The lead character, a tough-ass female archeologist with some hidden family past, has absolutely zero empathy. Zero. She is just brutal and abrasive for the sake of it. I was desperately trying to place where I had seen the character before and then it struck me - its the Dead Ringers version of Fiona Bruce. Utterly unwatchable.

The plot - a housing project turns up a Knights Templar site which happens to maybe have a piece of the Cross of Christ, but the land just happens to be owned by a lunatic right wing Christian zealot trying to start a holy war against Muslims using ex-Eastenders actors with longswords - was almost (-almost-) watchable, as it didn't quite stray into Da Vinci Code territory. Throw in a woman with a splinter in her finger that can heal the dying and some hilarious vignettes to camera by said lunatic in the manner of V For Vendetta and it began to slide into silliness.

Then they discovered the dovecote with the massive vault containing all of the crosses brought from the Holy Land, under a church (no subsidence, obviously) and things just went from bad to worse. You have the lunatic sword wielding young men turn up in a classic stand off of 'drama!'. The zealot lunatic rappels down into the church like a Bond villain, with his obligatory sword. There is an argument, a scuffle and then the DEVOTED ARCHEOLOGIST sets the entire place on fire! We are then privy to some really bad blue screen work as the archeologist and the lunatic duel on the hanging ropes in the style of 'Hang Tough' from Gladiators. The bad guy falls and decides to off the plucky third year archeology student from Durham (typical Durham 'rah') and instead of screaming and begging for her life, she starts singing 'Jerusalem' at him!

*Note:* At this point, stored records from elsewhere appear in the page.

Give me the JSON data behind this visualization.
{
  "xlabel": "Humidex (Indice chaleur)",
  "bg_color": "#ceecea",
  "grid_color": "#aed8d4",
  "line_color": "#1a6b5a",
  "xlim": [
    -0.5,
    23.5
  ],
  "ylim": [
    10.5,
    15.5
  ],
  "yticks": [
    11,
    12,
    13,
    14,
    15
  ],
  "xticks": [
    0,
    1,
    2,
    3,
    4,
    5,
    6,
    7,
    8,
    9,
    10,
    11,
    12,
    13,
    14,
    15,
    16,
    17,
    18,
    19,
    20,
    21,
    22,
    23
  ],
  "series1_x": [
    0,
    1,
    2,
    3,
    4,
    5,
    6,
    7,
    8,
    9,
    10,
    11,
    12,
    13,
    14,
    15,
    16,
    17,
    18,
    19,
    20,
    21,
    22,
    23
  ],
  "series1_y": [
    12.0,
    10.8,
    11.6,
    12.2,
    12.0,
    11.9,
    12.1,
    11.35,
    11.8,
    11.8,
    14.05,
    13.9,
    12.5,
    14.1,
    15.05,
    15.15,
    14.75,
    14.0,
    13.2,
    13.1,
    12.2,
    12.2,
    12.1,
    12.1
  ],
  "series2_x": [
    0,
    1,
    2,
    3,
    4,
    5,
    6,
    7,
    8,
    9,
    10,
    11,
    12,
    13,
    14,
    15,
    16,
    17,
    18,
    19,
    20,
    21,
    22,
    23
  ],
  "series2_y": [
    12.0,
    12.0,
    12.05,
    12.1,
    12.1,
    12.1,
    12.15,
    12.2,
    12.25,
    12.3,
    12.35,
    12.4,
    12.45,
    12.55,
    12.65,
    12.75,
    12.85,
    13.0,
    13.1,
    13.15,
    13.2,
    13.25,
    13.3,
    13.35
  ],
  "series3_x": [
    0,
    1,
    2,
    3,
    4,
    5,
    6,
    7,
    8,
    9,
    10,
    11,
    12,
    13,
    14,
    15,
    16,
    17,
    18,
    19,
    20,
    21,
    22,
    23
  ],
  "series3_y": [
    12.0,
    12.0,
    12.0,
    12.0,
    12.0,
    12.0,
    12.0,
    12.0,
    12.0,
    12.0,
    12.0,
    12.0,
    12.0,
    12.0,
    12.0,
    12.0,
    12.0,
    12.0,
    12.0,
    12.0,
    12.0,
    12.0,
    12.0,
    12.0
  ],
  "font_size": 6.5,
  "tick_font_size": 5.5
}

Anyway, to cut a long story short, everyone good escapes, the lunatic and the guy from Eastenders burn to death, the underground chamber is left blazing away - probably undermining the entire area - and the archeologists go off down the pub. I shit you not. The death of two people isn't worth a blink for these neo-Indianas!

Next weeks is about slavery, the American presidency and has redcoats in it. I can hardly wait!